The first step to quality data is a Data Quality Assessment (DQA). This typically is the monitoring, analysing and reporting on the quality, type and quantity of information in your organisation. What we do is to measure how suitable your data/customer information is to meet your business requirements.
We identify areas that can be improved or enhanced because of data that is incorrect, incomplete, inconsistent, duplicated or redundant.
The transformation of your company data in it’s current state to a pre-defined, standardised format using off-the-shelf software as well as customised queries and functions. Our aim is to remove or correct the “dirty data” (i.e. incomplete, inconsistent, out-of-date, incorrectly formatted) on your database systems.
The main purpose of data cleansing is not just to clean up the data, but also to bring consistency and add value to the multiple sets of data in your organisation.
Typical Data Cleansing tasks we perform include the following:
Correcting spelling mistakes and abbreviations
Identifying and dealing with duplicate records
Identifying erroneous records
Fixing or deleting erroneous/foreign characters
Updating missing information e.g. postcodes, titles, suburbs etc. where possible
Checking postcode and boxcode ranges
Standardising data
Unnecessary spaces
Correct data in correct field (data shuffling)
Changing the case of records to sentence case where appropriate
Translating between English and Afrikaans
Quality checks on telephone and cellphone numbers (correct length, dial codes, cellphone prefixes, etc.)
We can also assign household and personal income estimates based on the suburb
In relational database systems a language exists called DML, or Data Manipulation Language. This involves the Selecting, Inserting, Deleting and Updating of records. These concepts or functions are used in the process of data cleansing and enhancing customer information.
This is the computerised comparison of 2 or more sets of records relating to the same objects, e.g. addresses or personal information. Sometimes old legacy systems or valuable customer information on desktop databases (e.g. MS Access) need to be incorporated into a master database or a data warehouse.

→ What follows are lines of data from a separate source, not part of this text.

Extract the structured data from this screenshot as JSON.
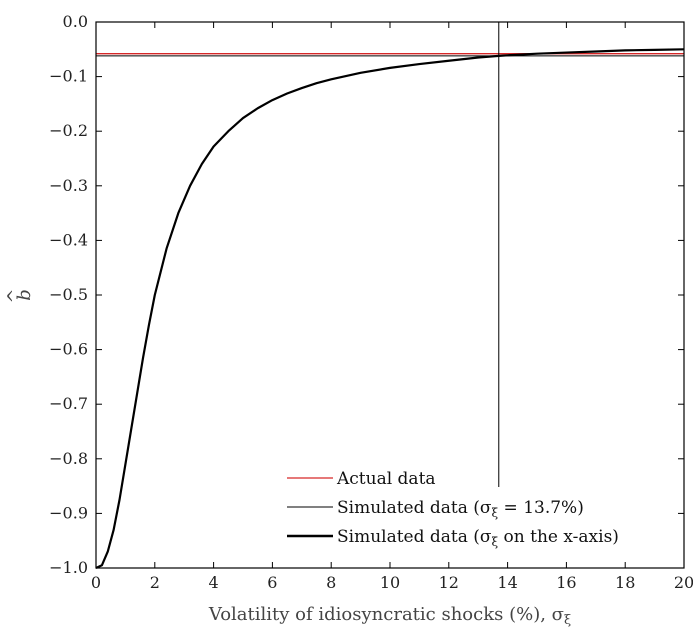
{
  "chart_data": {
    "type": "line",
    "xlabel": "Volatility of idiosyncratic shocks (%), σ",
    "xlabel_subscript": "ξ",
    "ylabel": "b",
    "ylabel_accent": "^",
    "xlim": [
      0,
      20
    ],
    "ylim": [
      -1.0,
      0.0
    ],
    "xticks": [
      0,
      2,
      4,
      6,
      8,
      10,
      12,
      14,
      16,
      18,
      20
    ],
    "yticks": [
      0.0,
      -0.1,
      -0.2,
      -0.3,
      -0.4,
      -0.5,
      -0.6,
      -0.7,
      -0.8,
      -0.9,
      -1.0
    ],
    "xtick_labels": [
      "0",
      "2",
      "4",
      "6",
      "8",
      "10",
      "12",
      "14",
      "16",
      "18",
      "20"
    ],
    "ytick_labels": [
      "0.0",
      "−0.1",
      "−0.2",
      "−0.3",
      "−0.4",
      "−0.5",
      "−0.6",
      "−0.7",
      "−0.8",
      "−0.9",
      "−1.0"
    ],
    "grid": false,
    "legend_position": "bottom-right",
    "series": [
      {
        "name": "Actual data",
        "kind": "hline",
        "color": "#d62728",
        "y": -0.058
      },
      {
        "name": "Simulated data (σξ = 13.7%)",
        "legend_text": "Simulated data (σ",
        "legend_sub": "ξ",
        "legend_tail": " = 13.7%)",
        "kind": "hline+vline",
        "color": "#000000",
        "y": -0.062,
        "x": 13.7
      },
      {
        "name": "Simulated data (σξ on the x-axis)",
        "legend_text": "Simulated data (σ",
        "legend_sub": "ξ",
        "legend_tail": " on the x-axis)",
        "kind": "curve",
        "color": "#000000",
        "x": [
          0,
          0.2,
          0.4,
          0.6,
          0.8,
          1.0,
          1.2,
          1.4,
          1.6,
          1.8,
          2.0,
          2.4,
          2.8,
          3.2,
          3.6,
          4.0,
          4.5,
          5.0,
          5.5,
          6.0,
          6.5,
          7.0,
          7.5,
          8.0,
          9.0,
          10.0,
          11.0,
          12.0,
          13.0,
          13.7,
          14.0,
          15.0,
          16.0,
          17.0,
          18.0,
          19.0,
          20.0
        ],
        "y": [
          -1.0,
          -0.995,
          -0.97,
          -0.93,
          -0.875,
          -0.81,
          -0.745,
          -0.68,
          -0.615,
          -0.555,
          -0.5,
          -0.415,
          -0.35,
          -0.3,
          -0.26,
          -0.228,
          -0.2,
          -0.176,
          -0.158,
          -0.143,
          -0.131,
          -0.121,
          -0.112,
          -0.105,
          -0.093,
          -0.084,
          -0.077,
          -0.071,
          -0.065,
          -0.062,
          -0.061,
          -0.058,
          -0.056,
          -0.054,
          -0.052,
          -0.051,
          -0.05
        ]
      }
    ]
  }
}
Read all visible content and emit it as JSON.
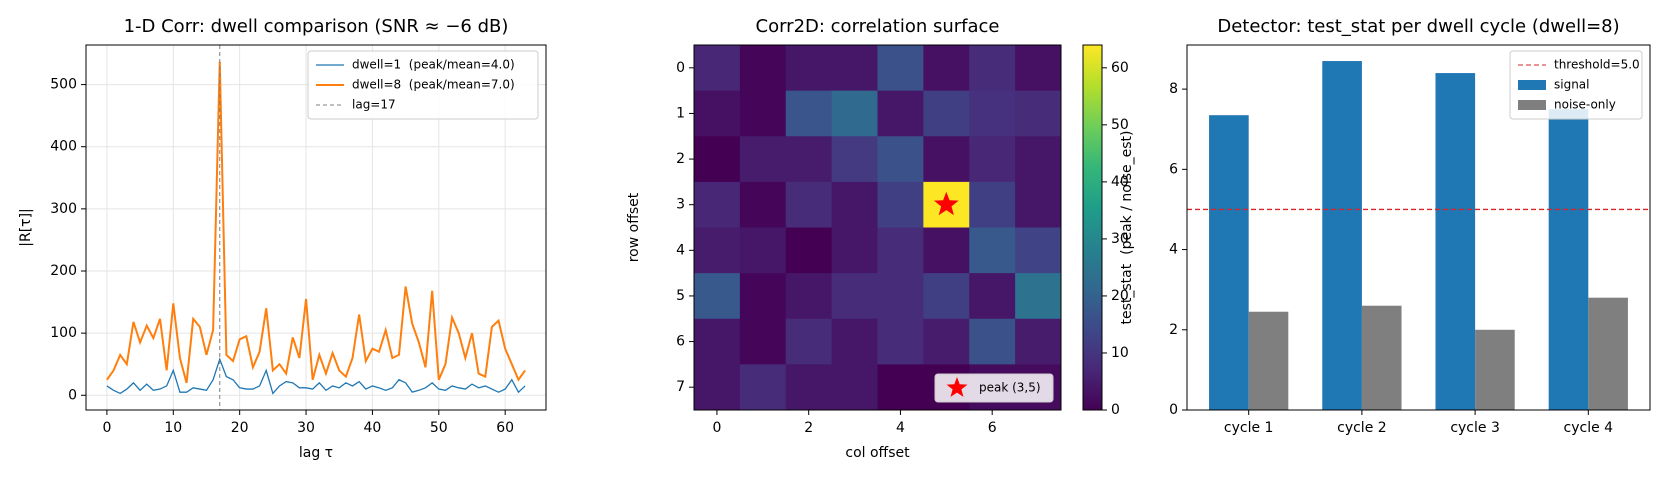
{
  "chart_data": [
    {
      "type": "line",
      "title": "1-D Corr: dwell comparison (SNR ≈ −6 dB)",
      "xlabel": "lag τ",
      "ylabel": "|R[τ]|",
      "x": [
        0,
        1,
        2,
        3,
        4,
        5,
        6,
        7,
        8,
        9,
        10,
        11,
        12,
        13,
        14,
        15,
        16,
        17,
        18,
        19,
        20,
        21,
        22,
        23,
        24,
        25,
        26,
        27,
        28,
        29,
        30,
        31,
        32,
        33,
        34,
        35,
        36,
        37,
        38,
        39,
        40,
        41,
        42,
        43,
        44,
        45,
        46,
        47,
        48,
        49,
        50,
        51,
        52,
        53,
        54,
        55,
        56,
        57,
        58,
        59,
        60,
        61,
        62,
        63
      ],
      "series": [
        {
          "name": "dwell=1  (peak/mean=4.0)",
          "color": "#1f77b4",
          "values": [
            15,
            8,
            3,
            10,
            20,
            8,
            18,
            8,
            10,
            15,
            40,
            5,
            5,
            12,
            10,
            8,
            25,
            58,
            30,
            25,
            12,
            10,
            10,
            15,
            40,
            3,
            15,
            22,
            20,
            12,
            12,
            10,
            20,
            8,
            15,
            12,
            20,
            15,
            22,
            10,
            15,
            12,
            8,
            12,
            25,
            20,
            5,
            8,
            12,
            20,
            10,
            8,
            15,
            12,
            10,
            18,
            12,
            15,
            10,
            5,
            10,
            25,
            5,
            15
          ]
        },
        {
          "name": "dwell=8  (peak/mean=7.0)",
          "color": "#ff7f0e",
          "values": [
            25,
            40,
            65,
            50,
            118,
            85,
            112,
            92,
            123,
            40,
            148,
            60,
            20,
            123,
            110,
            65,
            105,
            537,
            65,
            55,
            90,
            95,
            45,
            70,
            140,
            40,
            50,
            35,
            93,
            60,
            155,
            25,
            65,
            35,
            68,
            40,
            30,
            60,
            130,
            55,
            75,
            70,
            105,
            60,
            65,
            175,
            115,
            85,
            45,
            168,
            25,
            50,
            125,
            100,
            60,
            100,
            35,
            30,
            110,
            120,
            75,
            50,
            25,
            40
          ]
        }
      ],
      "vline": {
        "x": 17,
        "label": "lag=17",
        "color": "#7f7f7f"
      },
      "xlim": [
        -3.15,
        66.15
      ],
      "ylim": [
        -23.7,
        563.7
      ],
      "xticks": [
        0,
        10,
        20,
        30,
        40,
        50,
        60
      ],
      "yticks": [
        0,
        100,
        200,
        300,
        400,
        500
      ],
      "grid": true,
      "legend": "upper right"
    },
    {
      "type": "heatmap",
      "title": "Corr2D: correlation surface",
      "xlabel": "col offset",
      "ylabel": "row offset",
      "z": [
        [
          7,
          1,
          4,
          4,
          16,
          3,
          8,
          3
        ],
        [
          3,
          1,
          17,
          22,
          4,
          12,
          9,
          8
        ],
        [
          0,
          5,
          5,
          11,
          16,
          3,
          7,
          4
        ],
        [
          7,
          1,
          8,
          4,
          12,
          64,
          12,
          4
        ],
        [
          5,
          4,
          0,
          4,
          8,
          3,
          18,
          13
        ],
        [
          18,
          1,
          4,
          8,
          8,
          12,
          4,
          24
        ],
        [
          4,
          1,
          8,
          4,
          8,
          5,
          16,
          5
        ],
        [
          4,
          8,
          4,
          4,
          0,
          0,
          2,
          2
        ]
      ],
      "colormap": "viridis",
      "clim": [
        0,
        64
      ],
      "cticks": [
        0,
        10,
        20,
        30,
        40,
        50,
        60
      ],
      "xticks": [
        0,
        2,
        4,
        6
      ],
      "yticks": [
        0,
        1,
        2,
        3,
        4,
        5,
        6,
        7
      ],
      "marker": {
        "row": 3,
        "col": 5,
        "label": "peak (3,5)",
        "color": "#ff0000"
      },
      "legend": "lower right"
    },
    {
      "type": "bar",
      "title": "Detector: test_stat per dwell cycle (dwell=8)",
      "ylabel": "test_stat  (peak / noise_est)",
      "categories": [
        "cycle 1",
        "cycle 2",
        "cycle 3",
        "cycle 4"
      ],
      "series": [
        {
          "name": "signal",
          "color": "#1f77b4",
          "values": [
            7.35,
            8.7,
            8.4,
            7.5
          ]
        },
        {
          "name": "noise-only",
          "color": "#7f7f7f",
          "values": [
            2.45,
            2.6,
            2.0,
            2.8
          ]
        }
      ],
      "hline": {
        "value": 5.0,
        "label": "threshold=5.0",
        "color": "#d62728"
      },
      "ylim": [
        0,
        9.1
      ],
      "yticks": [
        0,
        2,
        4,
        6,
        8
      ],
      "legend": "upper right"
    }
  ]
}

In this regard we do a matching or comparison exercise to find out which records need to be transferred, amended, updated or deleted.
In many organisations, customer and valuable company data are scattered across the organisation. The format and systems this is stored on is also varied and can include mainframe applications, CRM applications, flat files, spreadsheets and smaller desktop databases like MS Access.
The true potential of this information can only be realised and analysed once this forms part of a master database or stored on or linked to a data warehouse. Thus the overall “big picture” view of the customers can be seen for improved business intelligence.
ETL is the process of reading data from a source, cleaning it and reformatting to a specified, uniform standard, and then writing it to the target destination.
In the transformation part of ETL, data is not just reformatted or converted, but also cleaned to remove duplication and enforce consistency.
Emtech Data Solutions can help you integrate your systems and transform your data to be a valuable asset to your company.
We can create customised small to medium sized databases specific to your company or organisation's requirements. We can also create custom front-ends to help you capture information easier and more accurately.
Do you have many smaller databases and spreadsheets in your company or organisation that contain similar customer information? Let us create a duplicate-free, error-free and cleansed Master database for you from all the disparate databases and spreadsheets.
PAMSS stands for Postal Address Management Service Suppliers. An address grading and checking service provided by SAPO (South African Postal Office) or by Service Suppliers whereby a certificate is issued to clients with an address quality of around 98%. These clients then qualify for rebates at the Postal Office when sending out bulk mail.
Emtech Data Solutions will assist you in achieving this quality in data so that you can qualify for rebates at SAPO. This could save you thousands if not millions of rands!
This is also known as Data Cleansing and is the process of finding, deleting, and/or correcting a database's dirty data (incorrect, inconsistent, incomplete, redundant or out-of-date).
Data scrubbing should not just be the process of cleaning the data, but also to enhance and add value to the data, as well as to bring consistency to different sets of data that have been amalgamated from a variety of data sources across an organisation.